JiffyPopTart
Bree-Yark
I'll have a go at my opinion on it.On the Player authority side(?)
Honestly I'm not even sure. Can someone sum this up in 500 words or less? Without throwing in bad DM red herrings like reversing everything the player accomplishes on a whim, gotcha DMing, railroad campaigns, changing rules after session 0 without discussion, rudeness, and so on. Bad DMs will be bad DMs, it has nothing to do with running a curated world.
I'm trying to not be dismissive, but it seems to boil down to one of the following:
- Any individual player has the right to play any character they want.
- The DM has to justify their choice. The justification has to be for a "good" reason. The player decides if the reason is good enough.

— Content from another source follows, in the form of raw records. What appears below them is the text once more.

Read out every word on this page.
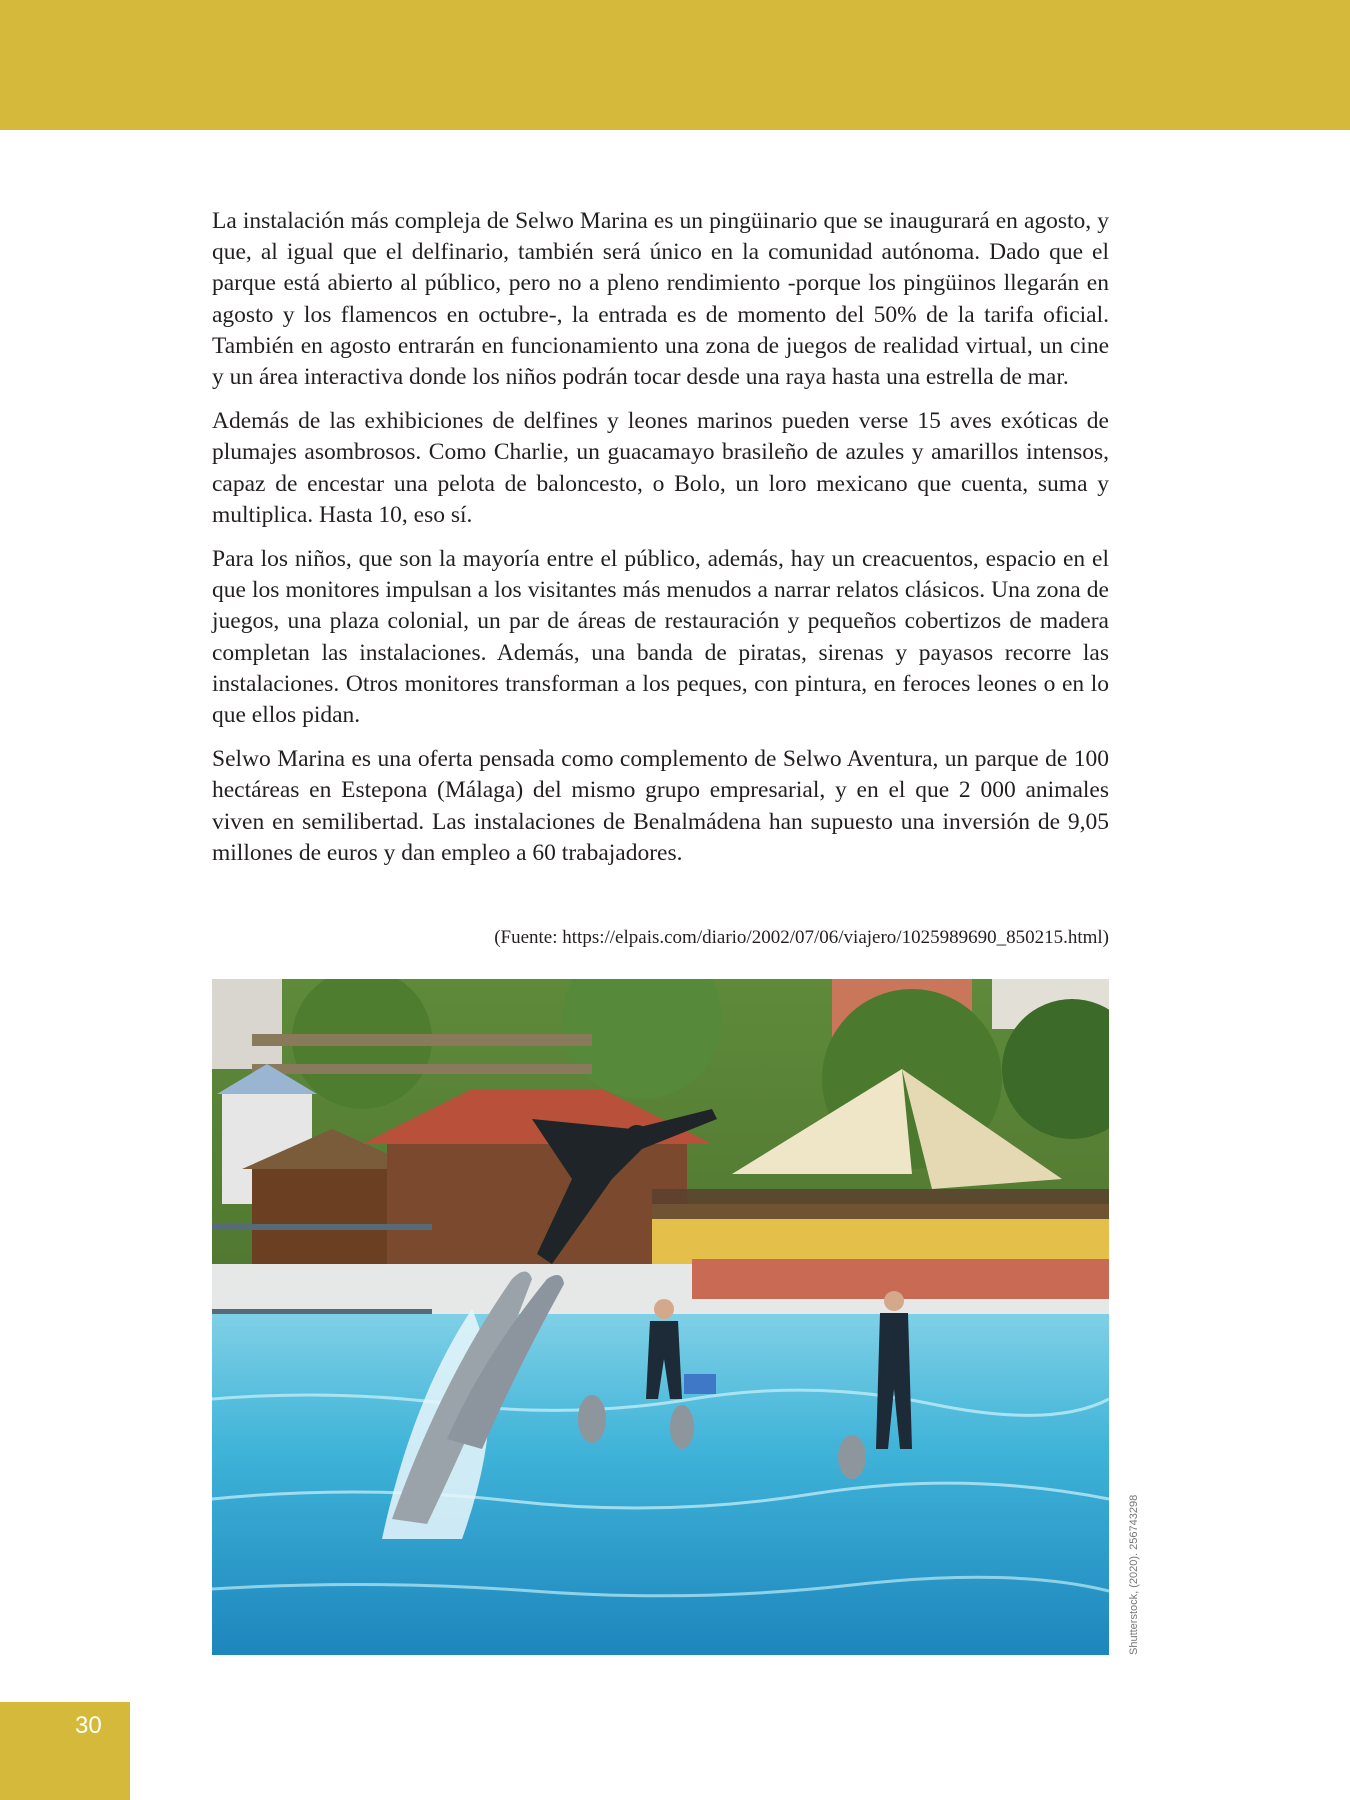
La instalación más compleja de Selwo Marina es un pingüinario que se inaugurará en agosto, y que, al igual que el delfinario, también será único en la comunidad autónoma. Dado que el parque está abierto al público, pero no a pleno rendimiento -porque los pingüinos llegarán en agosto y los flamencos en octubre-, la entrada es de momento del 50% de la tarifa oficial. También en agosto entrarán en funcionamiento una zona de juegos de realidad virtual, un cine y un área interactiva donde los niños podrán tocar desde una raya hasta una estrella de mar.

Además de las exhibiciones de delfines y leones marinos pueden verse 15 aves exóticas de plumajes asombrosos. Como Charlie, un guacamayo brasileño de azules y amarillos intensos, capaz de encestar una pelota de baloncesto, o Bolo, un loro mexicano que cuenta, suma y multiplica. Hasta 10, eso sí.

Para los niños, que son la mayoría entre el público, además, hay un creacuentos, espacio en el que los monitores impulsan a los visitantes más menudos a narrar relatos clásicos. Una zona de juegos, una plaza colonial, un par de áreas de restauración y pequeños cobertizos de madera completan las instalaciones. Además, una banda de piratas, sirenas y payasos recorre las instalaciones. Otros monitores transforman a los peques, con pintura, en feroces leones o en lo que ellos pidan.

Selwo Marina es una oferta pensada como complemento de Selwo Aventura, un parque de 100 hectáreas en Estepona (Málaga) del mismo grupo empresarial, y en el que 2 000 animales viven en semilibertad. Las instalaciones de Benalmádena han supuesto una inversión de 9,05 millones de euros y dan empleo a 60 trabajadores.

(Fuente: https://elpais.com/diario/2002/07/06/viajero/1025989690_850215.html)
Shutterstock, (2020). 256743298
30
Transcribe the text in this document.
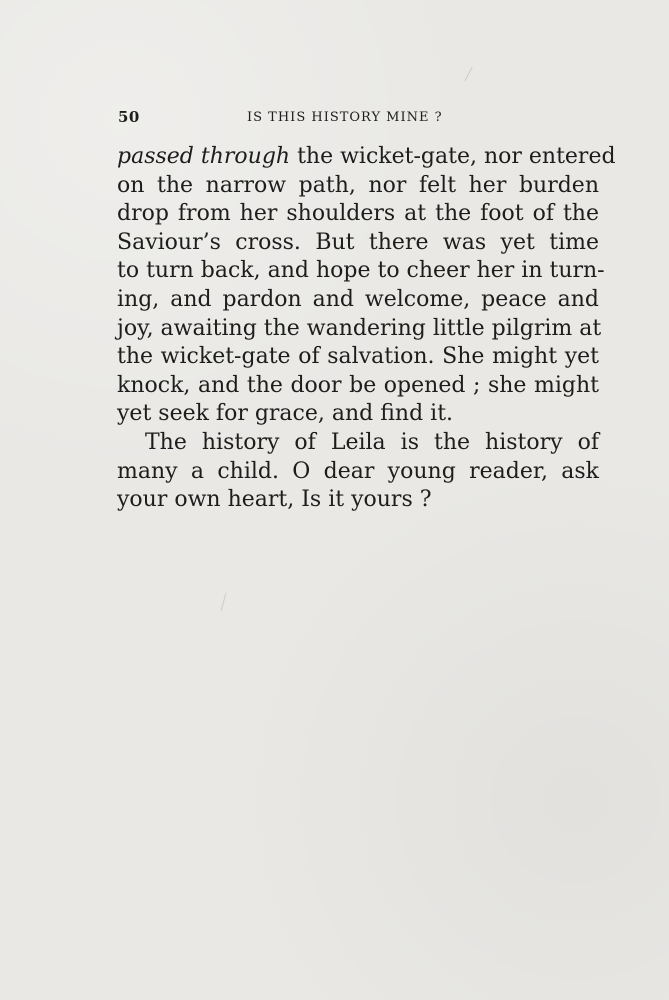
50	IS THIS HISTORY MINE ?
passed through the wicket-gate, nor entered
on the narrow path, nor felt her burden
drop from her shoulders at the foot of the
Saviour’s cross. But there was yet time
to turn back, and hope to cheer her in turn-
ing, and pardon and welcome, peace and
joy, awaiting the wandering little pilgrim at
the wicket-gate of salvation. She might yet
knock, and the door be opened ; she might
yet seek for grace, and find it.
The history of Leila is the history of
many a child. O dear young reader, ask
your own heart, Is it yours ?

As a GM, you have access to all the content of every book you own for an RPG. You have the authority to do whatever you want with the content in whatever way you want to use it. You can have a begger be able to cast a Wish spell, or a Gold Dragon polymorphed into a Goldfish, or any other thing your mind can invent.

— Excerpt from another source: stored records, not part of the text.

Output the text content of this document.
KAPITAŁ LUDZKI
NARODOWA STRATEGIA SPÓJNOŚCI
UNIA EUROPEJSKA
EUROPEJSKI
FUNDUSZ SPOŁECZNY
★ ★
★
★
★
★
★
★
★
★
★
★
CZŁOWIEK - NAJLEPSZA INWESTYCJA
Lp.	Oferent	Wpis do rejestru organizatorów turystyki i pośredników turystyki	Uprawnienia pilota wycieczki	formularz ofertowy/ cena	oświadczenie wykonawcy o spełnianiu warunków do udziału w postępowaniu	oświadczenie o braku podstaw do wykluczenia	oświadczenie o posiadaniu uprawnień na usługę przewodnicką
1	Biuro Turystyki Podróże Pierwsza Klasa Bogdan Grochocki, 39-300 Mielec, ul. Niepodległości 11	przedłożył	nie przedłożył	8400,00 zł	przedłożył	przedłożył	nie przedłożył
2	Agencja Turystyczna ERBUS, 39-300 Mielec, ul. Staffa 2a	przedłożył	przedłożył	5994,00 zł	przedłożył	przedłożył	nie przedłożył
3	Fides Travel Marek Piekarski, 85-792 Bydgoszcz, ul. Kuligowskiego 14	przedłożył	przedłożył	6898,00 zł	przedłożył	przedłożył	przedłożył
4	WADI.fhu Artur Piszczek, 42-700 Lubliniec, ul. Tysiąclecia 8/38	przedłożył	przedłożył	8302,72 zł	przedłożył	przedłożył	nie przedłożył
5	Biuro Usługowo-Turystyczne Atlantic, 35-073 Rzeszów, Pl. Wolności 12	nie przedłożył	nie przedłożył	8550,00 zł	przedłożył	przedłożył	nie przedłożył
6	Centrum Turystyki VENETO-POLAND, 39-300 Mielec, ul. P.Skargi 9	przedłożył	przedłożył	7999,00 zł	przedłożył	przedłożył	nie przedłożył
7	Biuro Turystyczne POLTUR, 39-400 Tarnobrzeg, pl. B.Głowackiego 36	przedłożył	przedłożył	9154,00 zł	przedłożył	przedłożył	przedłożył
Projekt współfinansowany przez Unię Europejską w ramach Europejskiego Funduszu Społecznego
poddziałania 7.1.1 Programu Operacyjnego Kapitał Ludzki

As a player, you have access to a small subset of the content of the books you own. You are expected to use the content as it is printed, not just do as you please with it and acknowledge that the GM has the right to tell you that some of that small subset is off limits.

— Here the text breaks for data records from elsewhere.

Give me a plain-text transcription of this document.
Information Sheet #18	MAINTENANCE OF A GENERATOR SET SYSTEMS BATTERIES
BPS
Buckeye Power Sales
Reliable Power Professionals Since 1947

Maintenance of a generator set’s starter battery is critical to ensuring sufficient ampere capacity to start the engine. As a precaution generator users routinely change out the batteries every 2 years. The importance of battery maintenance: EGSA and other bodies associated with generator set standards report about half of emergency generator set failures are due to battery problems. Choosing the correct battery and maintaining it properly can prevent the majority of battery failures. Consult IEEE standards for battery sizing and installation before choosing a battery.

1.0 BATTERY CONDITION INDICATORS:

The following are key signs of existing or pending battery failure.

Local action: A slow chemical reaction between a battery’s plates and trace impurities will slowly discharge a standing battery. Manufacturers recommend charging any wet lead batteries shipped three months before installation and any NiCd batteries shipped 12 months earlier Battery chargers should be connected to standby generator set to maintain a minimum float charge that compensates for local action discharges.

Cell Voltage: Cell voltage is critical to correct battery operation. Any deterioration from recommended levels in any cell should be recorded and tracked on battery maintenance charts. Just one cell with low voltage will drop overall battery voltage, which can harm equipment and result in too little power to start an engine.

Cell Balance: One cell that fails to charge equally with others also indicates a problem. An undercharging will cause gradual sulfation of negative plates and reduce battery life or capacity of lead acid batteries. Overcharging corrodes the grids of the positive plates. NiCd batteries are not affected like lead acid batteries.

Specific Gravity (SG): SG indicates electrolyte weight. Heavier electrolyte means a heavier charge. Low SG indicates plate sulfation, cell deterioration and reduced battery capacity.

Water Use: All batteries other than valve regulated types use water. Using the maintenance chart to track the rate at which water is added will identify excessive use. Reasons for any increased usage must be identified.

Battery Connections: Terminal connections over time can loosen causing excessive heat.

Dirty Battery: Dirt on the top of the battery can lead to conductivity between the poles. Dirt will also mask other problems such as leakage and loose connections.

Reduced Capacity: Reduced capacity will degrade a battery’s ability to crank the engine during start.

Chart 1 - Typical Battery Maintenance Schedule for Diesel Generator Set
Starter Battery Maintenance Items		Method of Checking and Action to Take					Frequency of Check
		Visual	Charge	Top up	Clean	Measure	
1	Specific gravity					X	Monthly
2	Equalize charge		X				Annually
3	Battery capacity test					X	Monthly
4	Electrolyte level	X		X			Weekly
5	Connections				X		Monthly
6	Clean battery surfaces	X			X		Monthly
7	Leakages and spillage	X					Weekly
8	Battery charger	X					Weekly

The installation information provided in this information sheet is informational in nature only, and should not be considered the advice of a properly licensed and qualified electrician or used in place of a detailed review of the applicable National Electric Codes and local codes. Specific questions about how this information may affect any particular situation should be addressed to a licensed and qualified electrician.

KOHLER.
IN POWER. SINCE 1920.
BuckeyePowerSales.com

As a "Player Advocate" (even though I GM as much as play) I am supporting the position that there should be a good reason for removing the small amount of content that a player has at their disposal to create a character they would enjoy playing. To me a "good reason" means that the GM has taken their best effort at making the character presented work in their campaign and found it literally impossible to do.
So the discussion boils down to "What is a good reason to limit the player options"?
I have seen the following listed as good reasons here, and what I think about them personally.
1. I can't have fun if a player plays a dragonborn.
- Unless its ruining the game with its abilities, just call it a mutated lizardfolk and move on.
2. My world only has the Tolkien races.
- Tolkien had all sorts of strange beings in his stories, can you not add in one or two into yours?
3. I play OD&D and the races aren't in the rules.
- Legit a good reason.
4. I don't want to have to create an intricate backstory for your race.
- You don't have to to allow a single individual.
5. My game is set in Earth Culture X and culture Y wouldn't make sense.
- Let me play my Culture Y character if I can make it make sense. You could play a "viking" in an Egyptian campaign, but you would be a seafaring raiding culture from the Mediterranean shores.
It really isn't hard at all to, as a GM, take a players concept for a character and figure out how it could work in most D&D campaigns if you are interested in making it work.
GM: This is a 100% organic campaign. All primal and nature based. Not technology.
Player: I want to be a Warforged Gunslinger
GM: OK, You are an animated thorn tree and your "guns" are actually thorns you are shooting.
GM: This is a human only low magic campaign set in ancient Greece.
Player: I want to be a Firbolg Druid
GM: OK, the goddess Diana cursed your familiy when your mom was pregnant and as a result you were born hideous and deformed but with the ability to change shapes, and with her blessing bring about natural powers.